Hacker News new | ask | show | jobs
by ChuckMcM 4824 days ago
Interesting take on it. I didn't see it as a hit piece so much as a "Hmm, what do we make of this?" piece.

The data that the temperature for the last 10 years has remained basically flat is coming from the exact same sources that have advocated awareness of anthropogenic change, the IPCC being one of them. Unless things change a lot we're very much in danger of having the mean temperature of the planet land outside the error bars in the models.

What that means is that climate is a complicated thing (not too surprising), and that the models are missing some components.

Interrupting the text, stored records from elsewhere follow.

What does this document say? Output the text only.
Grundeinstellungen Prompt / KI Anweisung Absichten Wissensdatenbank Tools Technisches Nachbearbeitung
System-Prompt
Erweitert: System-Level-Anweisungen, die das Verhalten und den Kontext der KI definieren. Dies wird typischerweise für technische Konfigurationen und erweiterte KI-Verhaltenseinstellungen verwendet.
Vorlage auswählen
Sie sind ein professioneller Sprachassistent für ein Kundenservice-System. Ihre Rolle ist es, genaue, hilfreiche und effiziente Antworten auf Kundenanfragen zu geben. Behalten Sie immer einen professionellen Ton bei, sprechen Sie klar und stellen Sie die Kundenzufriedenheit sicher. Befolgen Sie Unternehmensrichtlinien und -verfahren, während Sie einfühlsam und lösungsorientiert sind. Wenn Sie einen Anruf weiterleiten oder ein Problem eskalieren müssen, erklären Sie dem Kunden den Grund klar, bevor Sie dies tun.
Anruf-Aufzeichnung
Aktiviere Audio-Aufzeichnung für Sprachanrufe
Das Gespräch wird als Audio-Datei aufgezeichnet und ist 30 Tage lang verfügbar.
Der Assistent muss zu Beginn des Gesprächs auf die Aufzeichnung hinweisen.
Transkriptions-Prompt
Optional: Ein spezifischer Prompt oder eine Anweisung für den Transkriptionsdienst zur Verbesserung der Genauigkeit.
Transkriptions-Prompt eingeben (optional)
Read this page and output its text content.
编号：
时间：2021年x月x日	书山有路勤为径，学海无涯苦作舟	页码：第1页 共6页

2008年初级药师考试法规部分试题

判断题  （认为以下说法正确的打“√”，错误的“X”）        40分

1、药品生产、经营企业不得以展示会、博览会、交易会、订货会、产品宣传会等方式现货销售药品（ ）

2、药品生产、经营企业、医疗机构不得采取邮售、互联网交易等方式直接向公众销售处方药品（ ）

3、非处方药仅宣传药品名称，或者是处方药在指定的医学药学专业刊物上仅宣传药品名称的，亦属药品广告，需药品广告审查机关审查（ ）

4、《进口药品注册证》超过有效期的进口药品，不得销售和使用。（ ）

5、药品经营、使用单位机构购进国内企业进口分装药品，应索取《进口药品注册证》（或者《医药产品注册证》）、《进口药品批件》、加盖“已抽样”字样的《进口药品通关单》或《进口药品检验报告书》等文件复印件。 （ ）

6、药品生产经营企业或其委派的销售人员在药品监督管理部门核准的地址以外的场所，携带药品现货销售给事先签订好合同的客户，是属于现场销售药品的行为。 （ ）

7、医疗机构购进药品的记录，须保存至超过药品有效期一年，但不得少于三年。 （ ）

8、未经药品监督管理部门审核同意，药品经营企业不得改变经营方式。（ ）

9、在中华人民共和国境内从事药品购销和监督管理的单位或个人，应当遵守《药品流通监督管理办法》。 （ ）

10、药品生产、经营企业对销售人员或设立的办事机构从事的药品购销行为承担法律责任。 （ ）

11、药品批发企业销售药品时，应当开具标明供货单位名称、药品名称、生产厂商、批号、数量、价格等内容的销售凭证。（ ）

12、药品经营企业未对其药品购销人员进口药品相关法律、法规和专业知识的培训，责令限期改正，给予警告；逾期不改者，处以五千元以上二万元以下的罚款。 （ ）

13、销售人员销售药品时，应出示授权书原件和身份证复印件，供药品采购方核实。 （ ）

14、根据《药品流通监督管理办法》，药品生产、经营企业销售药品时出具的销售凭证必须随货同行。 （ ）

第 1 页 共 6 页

The article wasn't about "Cherry picking" as far as I read it was more along the lines, "Well if all 21 models of the IPCC are inaccurate, what are some of the models they rejected?" That is asking the question, "If we don't have the right answer, what other answers were proposed?" Finding a model that both explains the previous temperatures with the data we have and is more accurately predicting the changes we're observing is the goal.

1 comments

And the "What do we make of this" is definitely a valid question. Every model is going to be inaccurate to some degree. We should strive to improve them!

I took issue with picking a few individual researchers' models which have a lower range than the IPCC estimates (which are influenced by those lower estimates). The case could, and probably is, be made for higher ranged estimates. The point is, if you curate a subset of models to bolster your bias, you're not contributing any meaningful data to the discourse.

I read it that they were taking those studies with the lower range because the temperature as measured is about to fall out of the lowest range predicted by the IPCC models. I suspect, but can't prove, that if temperature were about to fall out of the upper range of predicted temperatures they would have selected a few models that the IPCC had rejected that showed that as an outcome.

I agree with the statement "Every model is going to be inaccurate to some degree." the problem here is that when the actual temperatures start landing outside the range of even the uncertainty bars for a model it ceases to be "inaccurate" and is simply "wrong."

The political sensitivity of that possibility can not to be under estimated.

I think that if the uncertainty of the models were under threat, then this would be a bigger issue. We'd be reading about this in Nature, not The Economist.

This premise, I think, has flaws:

I didn't see any citation for the "past 15 years air temperatures at the Earth’s surface have been flat" number, but I do notice that the NASA number quoted is a five year running average (over only 10 years), which would naturally flatten any trends over that time frame.